Leaderboard Changelog

Leaderboard Changelog

This page documents notable updates to our leaderboard—new models, new arenas, updates to the methodology, and more. Stay tuned!

July 25, 2025

New model announcements! Imagen 4 Generate Preview 06-06 v2 and Imagen 4 Ultra Generate Preview 06-06 v2 are now on the Text-to-Image leaderboard.

July 23, 2025

We made improvements to the methodology behind Arena scores!
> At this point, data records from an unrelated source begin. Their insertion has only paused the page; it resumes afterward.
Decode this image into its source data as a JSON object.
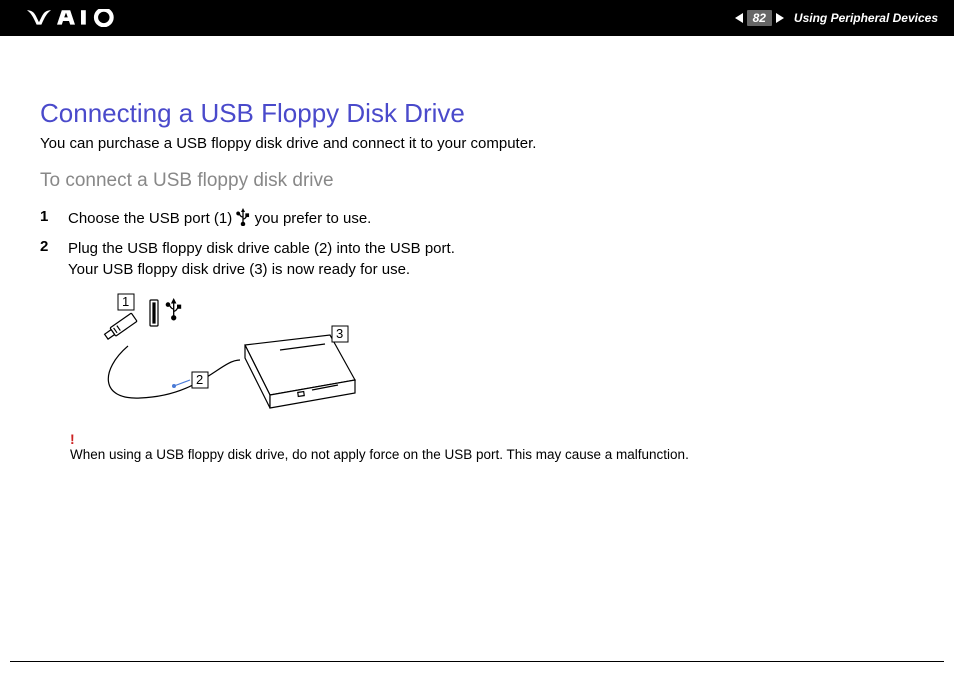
{
  "header": {
    "page_number": "82",
    "section": "Using Peripheral Devices"
  },
  "title": "Connecting a USB Floppy Disk Drive",
  "intro": "You can purchase a USB floppy disk drive and connect it to your computer.",
  "subtitle": "To connect a USB floppy disk drive",
  "steps": [
    {
      "num": "1",
      "text_before": "Choose the USB port (1) ",
      "text_after": " you prefer to use."
    },
    {
      "num": "2",
      "line1": "Plug the USB floppy disk drive cable (2) into the USB port.",
      "line2": "Your USB floppy disk drive (3) is now ready for use."
    }
  ],
  "diagram": {
    "callouts": [
      "1",
      "2",
      "3"
    ]
  },
  "warning": {
    "mark": "!",
    "text": "When using a USB floppy disk drive, do not apply force on the USB port. This may cause a malfunction."
  }
}
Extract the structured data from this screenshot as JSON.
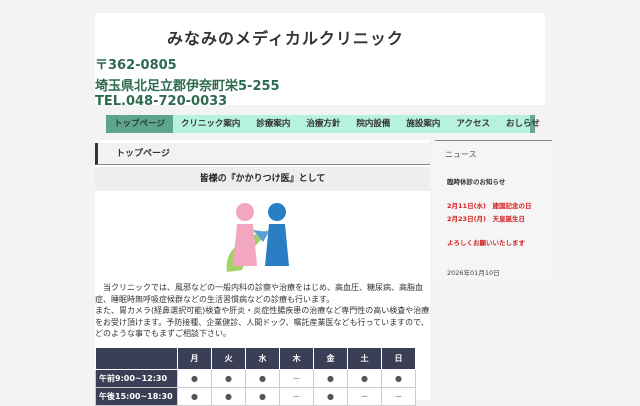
{
  "header": {
    "title": "みなみのメディカルクリニック",
    "postal": "〒362-0805",
    "address": "埼玉県北足立郡伊奈町栄5-255",
    "tel": "TEL.048-720-0033"
  },
  "nav": [
    "トップページ",
    "クリニック案内",
    "診療案内",
    "治療方針",
    "院内設備",
    "施設案内",
    "アクセス",
    "おしらせ"
  ],
  "main": {
    "page_title": "トップページ",
    "subtitle": "皆様の『かかりつけ医』として",
    "intro": "　当クリニックでは、風邪などの一般内科の診察や治療をはじめ、高血圧、糖尿病、高脂血症、睡眠時無呼吸症候群などの生活習慣病などの診療も行います。",
    "intro2": "また、胃カメラ(経鼻選択可能)検査や肝炎・炎症性腸疾患の治療など専門性の高い検査や治療をお受け頂けます。予防接種、企業健診、人間ドック、嘱託産業医なども行っていますので、どのような事でもまずご相談下さい。"
  },
  "schedule": {
    "days": [
      "月",
      "火",
      "水",
      "木",
      "金",
      "土",
      "日"
    ],
    "rows": [
      {
        "label": "午前9:00~12:30",
        "cells": [
          "●",
          "●",
          "●",
          "－",
          "●",
          "●",
          "●"
        ]
      },
      {
        "label": "午後15:00~18:30",
        "cells": [
          "●",
          "●",
          "●",
          "－",
          "●",
          "－",
          "－"
        ]
      }
    ]
  },
  "news": {
    "heading": "ニュース",
    "title": "臨時休診のお知らせ",
    "line1": "2月11日(水)　建国記念の日",
    "line2": "2月23日(月)　天皇誕生日",
    "line3": "よろしくお願いいたします",
    "date": "2026年01月10日"
  }
}
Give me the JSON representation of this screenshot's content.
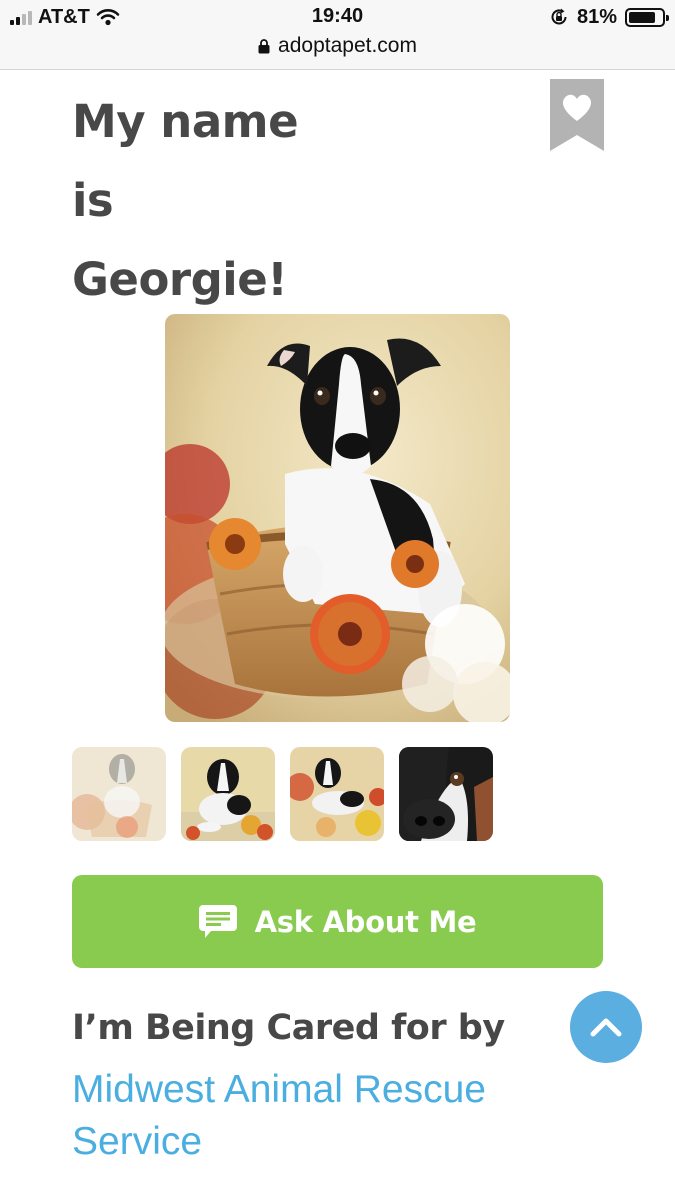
{
  "status_bar": {
    "carrier": "AT&T",
    "time": "19:40",
    "battery": "81%",
    "battery_level": 0.81,
    "url": "adoptapet.com"
  },
  "pet": {
    "title_line1": "My name",
    "title_line2": "is",
    "title_line3": "Georgie!",
    "favorite_icon": "bookmark-heart-icon",
    "thumbnail_count": 4
  },
  "actions": {
    "ask_label": "Ask About Me",
    "ask_icon": "chat-bubble-icon",
    "ask_color": "#89cb4e"
  },
  "caretaker": {
    "heading": "I’m Being Cared for by",
    "name": "Midwest Animal Rescue Service",
    "link_color": "#4aaee0"
  },
  "scroll_top": {
    "icon": "chevron-up-icon",
    "color": "#5aaee0"
  }
}
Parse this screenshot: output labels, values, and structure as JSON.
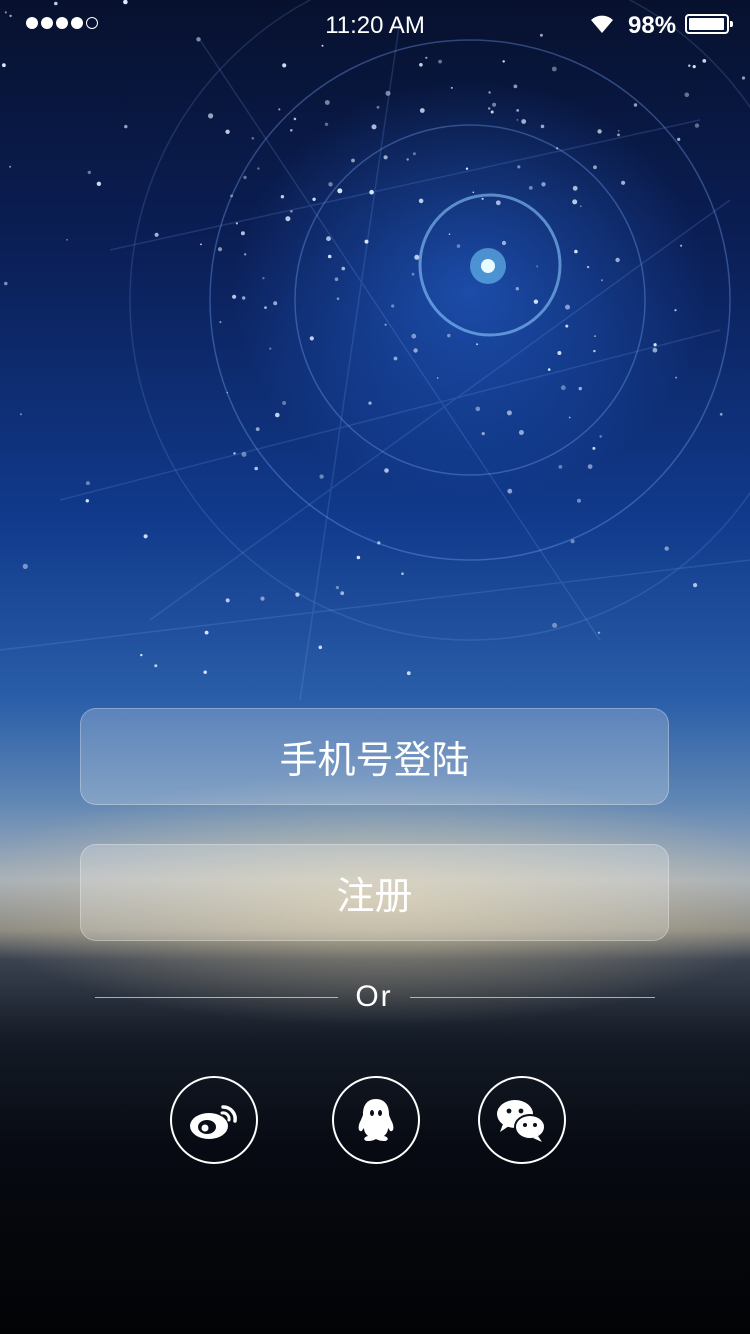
{
  "status_bar": {
    "time": "11:20 AM",
    "battery_percent_text": "98%",
    "battery_level": 0.98,
    "signal_bars_filled": 4,
    "signal_bars_total": 5
  },
  "actions": {
    "phone_login_label": "手机号登陆",
    "register_label": "注册"
  },
  "divider": {
    "text": "Or"
  },
  "social_logins": [
    {
      "icon": "weibo-icon"
    },
    {
      "icon": "qq-icon"
    },
    {
      "icon": "wechat-icon"
    }
  ]
}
Our leaderboard uses confidence intervals to represent the uncertainty and variability inherent in estimating scores based on human voting. Up until now, our confidence intervals have been computed via bootstrapping, a process where we resample the dataset many times, calculate scores on each, and then look at the distribution of the scores over all the runs. While statistically sound, this is computationally intensive, especially with a large number of battles. We’ve recently moved to a new method based on the Central Limit Theorem (CLT) for M-estimators, which allows us to compute confidence intervals via a closed form equation.

We validated this approach by comparing the confidence intervals computed via bootstrapping, with those using the CLT and confirmed that the results are in very close parity (with a fraction of the compute cost and time!). See below:

On LMArena, every vote counts towards producing the leaderboard, but what happens when some models appear more than others? When new models are released, they inevitably have fewer votes than those which have been in use for a while, and when models are deprecated it becomes impossible to collect more votes for them. 

To counteract this imbalance and produce a leaderboard that is fair and equally representative of all models, we use an improved reweighting scheme that reweights battles inversely proportionally to how frequently they appear.

The CLT confidence intervals above take these weights into account. Reweighting increases the variance of Arena scores, and we observe wider confidence intervals as a result. This mean that the new rankings will have more ties due to overlapping confidence intervals, especially when there are fewer votes per model like in the vision arena.

July 17, 2025

New model announcements! Kimi K2 is on the Text leaderboard, Seededit 3 is on the Image Edit leaderboard, and Grok 4 is on the Vision leaderboard.

July 15, 2025

We're announcing four new models! Grok 4 is on the Text and WebDev leaderboards, Claude Opus 4 Thinking is on the Text leaderboard, Claude Sonnet 4 Thinking is on the Text leaderboard, and Seedream 3 is on the Text-to-Image leaderboard.

July 14, 2025

We made improvements to our data processing—in particular, we strengthened our deduplication and identity leak detection pipelines.

Deduplication aims to reduce the impact of over-represented or repetitive conversations using a hash-based approach. We count how many times each unique prompt appears. Prompts in the top 0.5% percentile are considered high-frequency. For these high-frequency prompts, we keep only a limited number of samples and discard the rest. Deduplication filters out around 10% of all submitted votes.

Identity leak detection filters out user prompts whose intent is to reveal model information. We first use an LLM classifier to label conversations as identity_leak if they include user prompts that directly attempt to extract or expose model details (e.g., "What is your name?"). We filter out conversations labeled as identity_leak, as well as associated conversations. Less than 4% of all votes are labeled as identity_leak.

We're excited to continue iterating and improving our data processing pipeline!